“Bir vakitler ruh tanrıydı, ardından insanlaştı ve şimdi ise yığınlaşıyor” [Nietzsche]
Alevi felsefesi, Tanrıdoğa-insan ilişkisini: Tanrı’dan çıkıp yeniden Tanrı’ya dönen bir çevrim üzerinde açıklar.
Tanrı kendi özünden fışkıran, taşan ışığın dönüşümler geçirerek ve bu yolla kendi kendine yabancılaşarak evrende, gözle görülebilir biçimler aldığını savunur.
Tanrı, madde ve eşyanın; hareketin, haraket soyutlaması olarak zamanın var olmasından önceki mutlak hiçlik durumunda, kendi kendisinin tanrısı iken, insanlar için düşünülmesi / algılanması güç bir öze sahipti. Mutlak hiçlikte, hiçliği tartışmak anlamsız olduğuna göre, bu aşamada bir “tanrı” varlığından söz etmek Alevi felsefesi açısından üretici değildir. Çünkü Tanrı bu konumda, kendi kendisinin bilincinde; kendi içindeki sonsuz olanakların, yeteneklerin ve güçlerin ayrımında değildir.
Çevrimin haraket ettirici ilkesi olan “güzelliğin görülmeye eğilimi” sonucu Tanrı, sonu olmayan bir hiçliğin içinde kendine bakacak göz ve vecde gelecek bir gönül istedi; işte ışıksal taşma bu gereklilikle başladı. Bu gerekliliğin belirmesi ile mutlak hiçlik, olanaklı hiçlik durumuna dönüştü. Tanrı, kendi kendisiyle ilk kez yabancılaştı; kendi bilncine ilk kez vardı; evrenin, bütün ruhsal ve maddesel şeylerin yaratılması için gerekli kaynağı içinde taşıdığını ayırdına ilk kez ulaştı. Kişilik kazandı; önce Tanrı iken şimdi Hak, Hakikat, Gerçek, Aşk oldu.
Daha sonra ilk yabancılaşma kademesi olan hakk’tan; Tanrı’nın ilk belirme aşaması olarak algılanan ve tüm diğer şeylerin onun aracılığıyla yaratıldığı kabul edilen İlk Akıl (akl-ı evvel) yaratıldı ve böylece çevrimin kutsal kökenden (alem-î gayb) duyularla algılanabilir / bilgiyle ulaşılabilir dünyaya (âlem-i şuhûd) inen alçalan eğri’sinin (Kavs-î Nüzûl) hareketi başlamış oldu. Ardından sırasıyla ve her adımda Tanrı’dan uzaklaşacak biçimde; akl-ı evvel’e verilen bilgilerin belirme aşamaları olarak algılanan meleklerin, peygamberlerin, ermişlerin, inananların, inanmayanların, cinlerin/şeytanların, hayvanların, bitkilerin ve doğal elementlerin aklı; bu dokuz akıldan kaynaklanan ruhları yaratıldı.

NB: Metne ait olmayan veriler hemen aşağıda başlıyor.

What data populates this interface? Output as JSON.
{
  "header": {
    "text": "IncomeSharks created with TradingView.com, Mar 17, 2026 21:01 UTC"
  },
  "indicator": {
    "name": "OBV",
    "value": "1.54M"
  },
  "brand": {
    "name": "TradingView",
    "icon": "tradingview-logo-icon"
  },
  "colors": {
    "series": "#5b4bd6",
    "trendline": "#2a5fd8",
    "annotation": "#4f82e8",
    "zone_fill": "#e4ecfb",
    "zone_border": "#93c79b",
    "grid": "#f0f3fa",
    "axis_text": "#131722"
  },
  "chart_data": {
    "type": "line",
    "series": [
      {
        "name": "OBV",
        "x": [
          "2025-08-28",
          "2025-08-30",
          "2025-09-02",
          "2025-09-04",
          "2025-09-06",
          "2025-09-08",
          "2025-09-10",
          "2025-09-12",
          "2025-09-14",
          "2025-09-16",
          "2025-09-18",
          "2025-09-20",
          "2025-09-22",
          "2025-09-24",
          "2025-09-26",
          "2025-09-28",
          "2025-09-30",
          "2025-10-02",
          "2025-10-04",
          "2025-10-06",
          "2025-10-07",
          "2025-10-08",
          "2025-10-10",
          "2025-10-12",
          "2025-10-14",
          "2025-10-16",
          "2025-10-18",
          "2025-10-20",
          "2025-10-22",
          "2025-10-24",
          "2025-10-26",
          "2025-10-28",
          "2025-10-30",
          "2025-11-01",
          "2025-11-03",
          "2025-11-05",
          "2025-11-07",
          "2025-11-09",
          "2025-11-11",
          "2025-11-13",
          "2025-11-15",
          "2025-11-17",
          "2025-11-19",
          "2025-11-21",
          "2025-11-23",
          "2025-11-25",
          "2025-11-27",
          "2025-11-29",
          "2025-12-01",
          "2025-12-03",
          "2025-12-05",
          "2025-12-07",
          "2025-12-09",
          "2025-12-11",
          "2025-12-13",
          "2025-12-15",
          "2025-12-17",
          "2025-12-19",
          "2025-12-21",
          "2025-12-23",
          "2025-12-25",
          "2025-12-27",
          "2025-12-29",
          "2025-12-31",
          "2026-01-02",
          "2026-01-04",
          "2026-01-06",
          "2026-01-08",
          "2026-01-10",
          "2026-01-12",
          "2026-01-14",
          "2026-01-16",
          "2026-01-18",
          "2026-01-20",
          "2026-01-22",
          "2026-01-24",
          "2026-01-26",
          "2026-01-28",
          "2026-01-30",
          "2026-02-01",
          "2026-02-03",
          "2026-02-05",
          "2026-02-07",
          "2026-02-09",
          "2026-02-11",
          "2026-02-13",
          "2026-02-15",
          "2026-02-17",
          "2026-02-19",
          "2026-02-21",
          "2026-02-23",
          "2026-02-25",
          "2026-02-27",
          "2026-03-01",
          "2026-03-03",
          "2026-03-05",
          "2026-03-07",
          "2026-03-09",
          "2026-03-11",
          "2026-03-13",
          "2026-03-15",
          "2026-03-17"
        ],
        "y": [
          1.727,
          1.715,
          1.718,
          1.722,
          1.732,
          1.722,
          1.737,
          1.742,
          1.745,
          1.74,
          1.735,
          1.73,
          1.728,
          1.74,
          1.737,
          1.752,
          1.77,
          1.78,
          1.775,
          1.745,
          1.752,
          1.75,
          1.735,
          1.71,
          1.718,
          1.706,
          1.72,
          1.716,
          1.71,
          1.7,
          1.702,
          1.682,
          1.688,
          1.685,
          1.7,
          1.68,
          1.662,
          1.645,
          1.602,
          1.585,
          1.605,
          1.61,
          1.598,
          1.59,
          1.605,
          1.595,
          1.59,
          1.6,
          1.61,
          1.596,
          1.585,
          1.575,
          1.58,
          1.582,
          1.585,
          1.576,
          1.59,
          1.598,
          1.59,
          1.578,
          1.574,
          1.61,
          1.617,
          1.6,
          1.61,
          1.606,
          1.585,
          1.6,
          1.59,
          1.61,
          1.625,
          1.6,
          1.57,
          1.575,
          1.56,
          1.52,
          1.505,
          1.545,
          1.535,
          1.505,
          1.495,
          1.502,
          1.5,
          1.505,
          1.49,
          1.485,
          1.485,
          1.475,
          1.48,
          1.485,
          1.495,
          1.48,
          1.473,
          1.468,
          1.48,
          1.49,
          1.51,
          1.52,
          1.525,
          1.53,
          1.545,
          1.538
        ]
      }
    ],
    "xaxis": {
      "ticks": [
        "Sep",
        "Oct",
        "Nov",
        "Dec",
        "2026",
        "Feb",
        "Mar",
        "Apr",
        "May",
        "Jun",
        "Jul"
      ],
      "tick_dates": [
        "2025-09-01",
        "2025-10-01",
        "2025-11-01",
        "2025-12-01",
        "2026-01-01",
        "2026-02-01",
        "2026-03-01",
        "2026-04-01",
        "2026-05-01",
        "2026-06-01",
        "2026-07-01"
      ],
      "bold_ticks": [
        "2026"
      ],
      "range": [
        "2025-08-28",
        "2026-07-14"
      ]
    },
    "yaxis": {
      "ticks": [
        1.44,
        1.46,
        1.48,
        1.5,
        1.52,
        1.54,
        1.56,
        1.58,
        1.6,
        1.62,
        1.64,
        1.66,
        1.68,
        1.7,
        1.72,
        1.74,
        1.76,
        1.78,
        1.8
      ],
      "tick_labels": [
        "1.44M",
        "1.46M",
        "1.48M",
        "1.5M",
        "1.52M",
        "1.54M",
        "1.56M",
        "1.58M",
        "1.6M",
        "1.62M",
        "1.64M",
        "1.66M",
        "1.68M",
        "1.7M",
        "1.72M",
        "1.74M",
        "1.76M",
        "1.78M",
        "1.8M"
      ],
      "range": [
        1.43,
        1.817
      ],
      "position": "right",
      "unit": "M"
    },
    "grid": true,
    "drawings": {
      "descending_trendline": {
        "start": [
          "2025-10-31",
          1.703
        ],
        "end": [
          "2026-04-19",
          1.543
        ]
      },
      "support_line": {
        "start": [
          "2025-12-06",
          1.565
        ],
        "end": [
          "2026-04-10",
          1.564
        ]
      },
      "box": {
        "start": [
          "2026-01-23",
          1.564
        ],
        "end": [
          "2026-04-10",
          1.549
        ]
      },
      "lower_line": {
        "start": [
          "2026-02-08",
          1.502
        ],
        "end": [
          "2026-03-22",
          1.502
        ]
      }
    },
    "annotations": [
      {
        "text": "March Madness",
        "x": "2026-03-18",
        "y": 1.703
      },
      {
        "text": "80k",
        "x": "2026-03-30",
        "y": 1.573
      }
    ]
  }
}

Tanrı, Hakk olup potansiyel kazandıktan sonra dönüşümler geçirerek, kendisinden az şeyler içeren / daha az kendisi olarak beliren aşamalara doğru yol alıp doğal elemente / saf cevhere değin indi. Böylece inançta varoluş çemberi olarak algılanan çevrimin, kutsal kökenden çıkıp görünür evrene doğru inen, alçalan eğrisi’nin hareketi tamamlamış oldu.
Alevilik-Bektaşilik felsefesinde Varoluş Çemberinin bu ilk yarısı, tümüyle bir inanç ürünüdür. Düşünceci-idealizm zemininden kaynağını alır. Platon‘un idealar-gölgeler / kopyalar tasarımının değişik bir anlatımından başka bir şey değildir. Batınî bilince öncelik verilerek açıklanan ve geçici görünür gerçekler olarak algılanan nesnel dünyaya göre değişmez, kalıcı ve ebedi bulunan bu idealist yan / idealizm; felsefede öncel / yaratıcı görünmesine karşın, bilimsel bir kaygı gütmeksizin nesnel sürecin / maddeci düşünce temelinin bir gerekçesi, onu haklı, gerekli ve zorunlu kılmanın bir aracı olmak üzere gönül meşrebine uygun biçimde sonradan kurgulanmış bir inanç yaratısıdır.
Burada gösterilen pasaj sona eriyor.